Fontanelle Cemetery Naples
Address: Via delle Fontanelle, 80 – Napoli. Telephone: +39 081 19703197. Opening hours: From 10am to 5pm. Admission: Free of charge. (At the time of writing, August 2023, the cemetery is closed, call first to see if it has reopened.)
The “guides” offering tours at the entrance are not official.
History and description
In 1656 a plague epidemic struck Naples and its population more than halved, from 400,000 60 150,000. Many victims were buried in a former tuff stone quarry in the Sanità district. Unfortunately, this meant that many among the deceased were buried outside the consecrated grounds of their parish churches, a circumstance that was believed their souls from entering Paradise.

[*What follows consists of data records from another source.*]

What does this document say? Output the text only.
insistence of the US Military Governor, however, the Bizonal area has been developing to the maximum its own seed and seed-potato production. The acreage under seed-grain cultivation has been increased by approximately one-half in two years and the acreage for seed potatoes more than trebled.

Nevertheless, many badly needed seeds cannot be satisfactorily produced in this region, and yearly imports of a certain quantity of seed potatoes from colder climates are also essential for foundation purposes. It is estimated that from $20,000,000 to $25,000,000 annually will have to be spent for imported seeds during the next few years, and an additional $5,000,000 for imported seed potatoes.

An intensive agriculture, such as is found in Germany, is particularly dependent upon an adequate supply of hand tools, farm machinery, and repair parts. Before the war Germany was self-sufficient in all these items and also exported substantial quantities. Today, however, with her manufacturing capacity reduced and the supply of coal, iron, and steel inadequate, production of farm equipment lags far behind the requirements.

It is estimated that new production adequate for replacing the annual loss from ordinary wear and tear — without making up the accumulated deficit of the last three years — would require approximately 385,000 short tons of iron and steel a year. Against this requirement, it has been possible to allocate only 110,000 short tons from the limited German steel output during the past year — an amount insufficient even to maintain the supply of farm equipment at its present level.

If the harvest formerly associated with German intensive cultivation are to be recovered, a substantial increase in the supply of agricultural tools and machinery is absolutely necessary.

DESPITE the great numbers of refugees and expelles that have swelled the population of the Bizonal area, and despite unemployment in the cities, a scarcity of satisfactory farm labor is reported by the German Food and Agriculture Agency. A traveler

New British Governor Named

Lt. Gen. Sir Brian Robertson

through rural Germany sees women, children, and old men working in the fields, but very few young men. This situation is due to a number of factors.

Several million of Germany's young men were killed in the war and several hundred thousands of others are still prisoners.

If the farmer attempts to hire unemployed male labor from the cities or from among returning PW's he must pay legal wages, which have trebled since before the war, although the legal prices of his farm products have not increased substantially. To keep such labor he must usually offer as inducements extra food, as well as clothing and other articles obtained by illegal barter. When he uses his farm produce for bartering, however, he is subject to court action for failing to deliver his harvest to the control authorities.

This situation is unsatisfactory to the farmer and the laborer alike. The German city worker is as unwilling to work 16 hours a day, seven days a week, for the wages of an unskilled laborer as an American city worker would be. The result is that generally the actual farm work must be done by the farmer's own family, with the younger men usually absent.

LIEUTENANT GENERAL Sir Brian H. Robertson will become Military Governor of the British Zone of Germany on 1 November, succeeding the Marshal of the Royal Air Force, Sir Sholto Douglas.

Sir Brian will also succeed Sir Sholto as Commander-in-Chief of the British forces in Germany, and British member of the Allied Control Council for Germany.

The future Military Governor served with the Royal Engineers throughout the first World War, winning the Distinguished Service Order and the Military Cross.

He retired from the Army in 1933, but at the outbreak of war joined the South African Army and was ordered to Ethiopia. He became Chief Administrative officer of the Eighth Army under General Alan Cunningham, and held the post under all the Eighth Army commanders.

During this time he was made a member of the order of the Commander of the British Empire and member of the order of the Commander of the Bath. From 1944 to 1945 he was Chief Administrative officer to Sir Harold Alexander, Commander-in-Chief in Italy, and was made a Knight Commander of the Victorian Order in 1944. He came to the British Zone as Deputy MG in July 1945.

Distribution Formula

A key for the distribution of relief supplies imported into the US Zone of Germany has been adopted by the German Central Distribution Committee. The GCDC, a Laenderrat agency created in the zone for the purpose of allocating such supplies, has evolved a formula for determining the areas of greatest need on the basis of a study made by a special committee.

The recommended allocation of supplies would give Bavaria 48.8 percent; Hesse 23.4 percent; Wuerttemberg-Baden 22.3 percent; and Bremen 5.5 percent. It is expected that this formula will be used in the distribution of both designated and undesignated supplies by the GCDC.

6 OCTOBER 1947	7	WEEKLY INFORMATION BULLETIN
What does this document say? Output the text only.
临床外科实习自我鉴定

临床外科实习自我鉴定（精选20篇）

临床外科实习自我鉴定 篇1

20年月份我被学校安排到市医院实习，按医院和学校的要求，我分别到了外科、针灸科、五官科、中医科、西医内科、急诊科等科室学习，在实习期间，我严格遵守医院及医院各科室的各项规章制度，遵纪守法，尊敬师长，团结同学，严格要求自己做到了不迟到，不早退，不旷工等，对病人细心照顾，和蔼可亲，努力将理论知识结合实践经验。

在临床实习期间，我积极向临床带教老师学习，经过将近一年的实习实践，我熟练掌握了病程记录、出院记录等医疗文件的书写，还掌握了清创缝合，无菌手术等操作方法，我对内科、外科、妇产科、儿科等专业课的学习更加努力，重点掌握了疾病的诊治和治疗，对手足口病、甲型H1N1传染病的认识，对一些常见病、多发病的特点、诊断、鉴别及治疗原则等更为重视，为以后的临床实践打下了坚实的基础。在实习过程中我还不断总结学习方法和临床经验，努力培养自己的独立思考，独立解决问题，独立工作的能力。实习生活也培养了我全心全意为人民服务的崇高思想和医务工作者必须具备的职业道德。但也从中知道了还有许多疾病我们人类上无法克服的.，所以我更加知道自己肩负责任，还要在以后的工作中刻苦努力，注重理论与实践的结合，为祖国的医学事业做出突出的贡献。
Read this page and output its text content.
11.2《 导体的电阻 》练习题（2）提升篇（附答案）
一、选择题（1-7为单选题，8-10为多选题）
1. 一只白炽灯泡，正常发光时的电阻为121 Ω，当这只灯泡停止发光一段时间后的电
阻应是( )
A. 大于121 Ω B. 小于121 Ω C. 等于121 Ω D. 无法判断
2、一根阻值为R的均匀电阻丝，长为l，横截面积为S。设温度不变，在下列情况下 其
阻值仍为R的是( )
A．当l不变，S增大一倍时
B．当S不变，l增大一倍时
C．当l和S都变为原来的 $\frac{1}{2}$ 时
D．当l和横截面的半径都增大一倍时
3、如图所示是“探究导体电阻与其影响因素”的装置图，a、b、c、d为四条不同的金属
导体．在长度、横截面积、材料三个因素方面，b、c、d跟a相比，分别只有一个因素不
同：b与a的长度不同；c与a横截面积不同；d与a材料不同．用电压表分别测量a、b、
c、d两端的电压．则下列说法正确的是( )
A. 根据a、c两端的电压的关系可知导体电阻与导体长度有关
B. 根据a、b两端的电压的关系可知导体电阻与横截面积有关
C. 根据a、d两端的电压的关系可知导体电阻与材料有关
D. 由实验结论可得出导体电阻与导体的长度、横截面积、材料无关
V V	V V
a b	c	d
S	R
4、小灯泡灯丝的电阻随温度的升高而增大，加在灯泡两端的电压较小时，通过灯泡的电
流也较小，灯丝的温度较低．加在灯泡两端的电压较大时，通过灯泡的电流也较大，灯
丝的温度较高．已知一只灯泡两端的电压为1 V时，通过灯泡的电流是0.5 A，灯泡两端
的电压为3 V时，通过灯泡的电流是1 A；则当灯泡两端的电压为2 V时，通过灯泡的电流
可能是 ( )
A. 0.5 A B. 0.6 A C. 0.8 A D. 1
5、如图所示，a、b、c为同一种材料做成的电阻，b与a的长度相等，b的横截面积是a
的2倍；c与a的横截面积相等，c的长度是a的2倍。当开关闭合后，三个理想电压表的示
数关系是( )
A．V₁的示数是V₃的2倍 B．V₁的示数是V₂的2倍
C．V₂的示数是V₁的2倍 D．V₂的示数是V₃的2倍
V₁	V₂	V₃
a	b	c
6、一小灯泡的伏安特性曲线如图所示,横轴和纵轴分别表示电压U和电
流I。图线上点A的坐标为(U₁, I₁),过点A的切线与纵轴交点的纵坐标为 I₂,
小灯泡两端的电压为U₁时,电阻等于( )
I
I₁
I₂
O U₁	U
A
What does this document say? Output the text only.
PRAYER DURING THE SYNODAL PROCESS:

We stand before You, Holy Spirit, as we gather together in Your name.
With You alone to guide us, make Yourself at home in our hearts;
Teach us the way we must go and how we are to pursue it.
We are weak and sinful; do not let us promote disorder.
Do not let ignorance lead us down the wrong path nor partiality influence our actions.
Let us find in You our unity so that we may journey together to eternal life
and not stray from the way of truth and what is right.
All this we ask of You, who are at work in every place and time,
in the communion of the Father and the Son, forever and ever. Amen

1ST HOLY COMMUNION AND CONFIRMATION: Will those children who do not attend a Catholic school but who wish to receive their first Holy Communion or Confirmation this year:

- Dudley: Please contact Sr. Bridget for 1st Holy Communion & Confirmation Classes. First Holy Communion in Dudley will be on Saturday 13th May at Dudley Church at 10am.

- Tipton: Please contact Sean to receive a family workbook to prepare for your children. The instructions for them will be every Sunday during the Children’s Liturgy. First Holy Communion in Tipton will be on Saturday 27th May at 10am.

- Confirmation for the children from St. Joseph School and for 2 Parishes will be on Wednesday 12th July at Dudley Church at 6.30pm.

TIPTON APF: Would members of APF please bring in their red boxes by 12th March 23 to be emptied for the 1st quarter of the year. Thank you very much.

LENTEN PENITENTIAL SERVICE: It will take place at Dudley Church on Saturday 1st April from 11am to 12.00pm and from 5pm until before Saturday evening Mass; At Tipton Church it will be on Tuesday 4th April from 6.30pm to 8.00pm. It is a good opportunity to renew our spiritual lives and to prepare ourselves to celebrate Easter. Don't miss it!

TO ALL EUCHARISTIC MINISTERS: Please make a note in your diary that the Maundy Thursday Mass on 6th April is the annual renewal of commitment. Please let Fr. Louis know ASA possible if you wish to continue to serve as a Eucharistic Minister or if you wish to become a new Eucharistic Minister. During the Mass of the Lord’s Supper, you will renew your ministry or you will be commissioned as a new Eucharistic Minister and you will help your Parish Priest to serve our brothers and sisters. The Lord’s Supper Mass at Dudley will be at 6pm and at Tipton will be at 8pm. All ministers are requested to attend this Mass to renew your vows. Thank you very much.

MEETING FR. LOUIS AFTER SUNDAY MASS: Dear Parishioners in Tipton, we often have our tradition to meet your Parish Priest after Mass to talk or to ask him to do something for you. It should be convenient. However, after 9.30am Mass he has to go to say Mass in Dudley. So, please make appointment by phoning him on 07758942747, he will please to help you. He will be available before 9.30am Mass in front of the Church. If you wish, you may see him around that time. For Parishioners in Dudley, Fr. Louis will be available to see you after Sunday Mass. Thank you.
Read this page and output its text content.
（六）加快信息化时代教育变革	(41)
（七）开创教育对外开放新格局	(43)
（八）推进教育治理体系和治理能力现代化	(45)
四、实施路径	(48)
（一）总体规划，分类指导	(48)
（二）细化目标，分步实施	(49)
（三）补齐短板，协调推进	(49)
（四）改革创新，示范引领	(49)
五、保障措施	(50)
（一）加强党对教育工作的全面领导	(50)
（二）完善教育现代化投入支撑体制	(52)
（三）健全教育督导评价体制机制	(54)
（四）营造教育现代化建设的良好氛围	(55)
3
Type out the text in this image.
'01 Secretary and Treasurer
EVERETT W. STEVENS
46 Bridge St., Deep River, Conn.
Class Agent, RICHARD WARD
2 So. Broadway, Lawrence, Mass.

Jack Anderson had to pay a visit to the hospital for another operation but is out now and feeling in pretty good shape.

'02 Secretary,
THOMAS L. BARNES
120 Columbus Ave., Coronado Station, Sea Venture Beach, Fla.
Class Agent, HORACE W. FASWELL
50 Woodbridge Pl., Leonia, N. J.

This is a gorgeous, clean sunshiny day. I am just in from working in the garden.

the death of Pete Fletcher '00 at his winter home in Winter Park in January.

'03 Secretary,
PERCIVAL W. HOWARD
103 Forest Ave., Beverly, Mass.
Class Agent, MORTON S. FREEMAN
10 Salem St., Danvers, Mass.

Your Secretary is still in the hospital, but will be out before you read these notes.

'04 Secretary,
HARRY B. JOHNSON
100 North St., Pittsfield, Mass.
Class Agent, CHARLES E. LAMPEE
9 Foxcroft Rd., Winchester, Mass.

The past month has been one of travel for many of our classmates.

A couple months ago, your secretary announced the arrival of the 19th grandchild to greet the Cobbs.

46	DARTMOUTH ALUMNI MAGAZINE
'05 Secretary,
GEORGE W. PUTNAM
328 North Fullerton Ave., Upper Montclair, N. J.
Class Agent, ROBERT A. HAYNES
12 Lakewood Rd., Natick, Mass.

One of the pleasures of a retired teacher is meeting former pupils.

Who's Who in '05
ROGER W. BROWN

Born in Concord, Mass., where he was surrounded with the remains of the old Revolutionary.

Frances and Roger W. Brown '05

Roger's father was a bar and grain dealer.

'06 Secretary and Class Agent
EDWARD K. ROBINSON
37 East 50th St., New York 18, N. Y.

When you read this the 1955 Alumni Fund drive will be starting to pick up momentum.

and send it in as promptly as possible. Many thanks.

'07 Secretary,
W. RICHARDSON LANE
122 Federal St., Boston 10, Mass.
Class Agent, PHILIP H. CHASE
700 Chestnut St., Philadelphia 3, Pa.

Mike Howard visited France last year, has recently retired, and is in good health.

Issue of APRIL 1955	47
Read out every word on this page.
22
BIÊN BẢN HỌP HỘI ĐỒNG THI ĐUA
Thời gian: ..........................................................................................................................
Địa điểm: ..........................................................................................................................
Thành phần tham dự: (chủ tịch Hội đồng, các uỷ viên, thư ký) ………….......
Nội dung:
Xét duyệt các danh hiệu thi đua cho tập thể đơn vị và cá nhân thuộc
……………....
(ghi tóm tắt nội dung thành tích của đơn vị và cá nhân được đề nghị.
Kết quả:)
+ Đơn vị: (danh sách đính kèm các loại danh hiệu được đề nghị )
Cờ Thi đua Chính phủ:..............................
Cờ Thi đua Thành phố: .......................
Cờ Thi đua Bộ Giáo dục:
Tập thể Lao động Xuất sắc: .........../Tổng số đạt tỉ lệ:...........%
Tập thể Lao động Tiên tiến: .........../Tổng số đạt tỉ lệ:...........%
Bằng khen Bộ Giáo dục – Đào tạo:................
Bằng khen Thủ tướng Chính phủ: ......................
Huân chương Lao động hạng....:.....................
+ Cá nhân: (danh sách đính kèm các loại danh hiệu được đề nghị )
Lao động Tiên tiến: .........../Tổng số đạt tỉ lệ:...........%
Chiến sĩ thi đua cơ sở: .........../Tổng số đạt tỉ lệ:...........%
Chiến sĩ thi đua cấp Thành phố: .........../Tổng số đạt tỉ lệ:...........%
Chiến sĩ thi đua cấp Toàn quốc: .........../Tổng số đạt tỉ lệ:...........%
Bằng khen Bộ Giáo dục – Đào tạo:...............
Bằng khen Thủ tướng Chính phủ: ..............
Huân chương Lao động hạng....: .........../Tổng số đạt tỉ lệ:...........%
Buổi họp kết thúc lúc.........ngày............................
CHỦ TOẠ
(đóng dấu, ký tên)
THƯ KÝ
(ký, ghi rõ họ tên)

More than two centuries later, in 1872, a parish priest called Gaetano Barbati encouraged the local population to clean up the cemetery. Local women started the habit of “adopting” a lost skull (anima pezzentella), by cleaning it, praying for it and placing it inside a protective marble (or a wooden box, if they were less wealthy) shrine. They also gave the skull a name, which had supposedly been communicated to them in a dream. In return, the defunct would make a wish come through or tell them (this is Naples, after all) what the winning lottery numbers were going to be.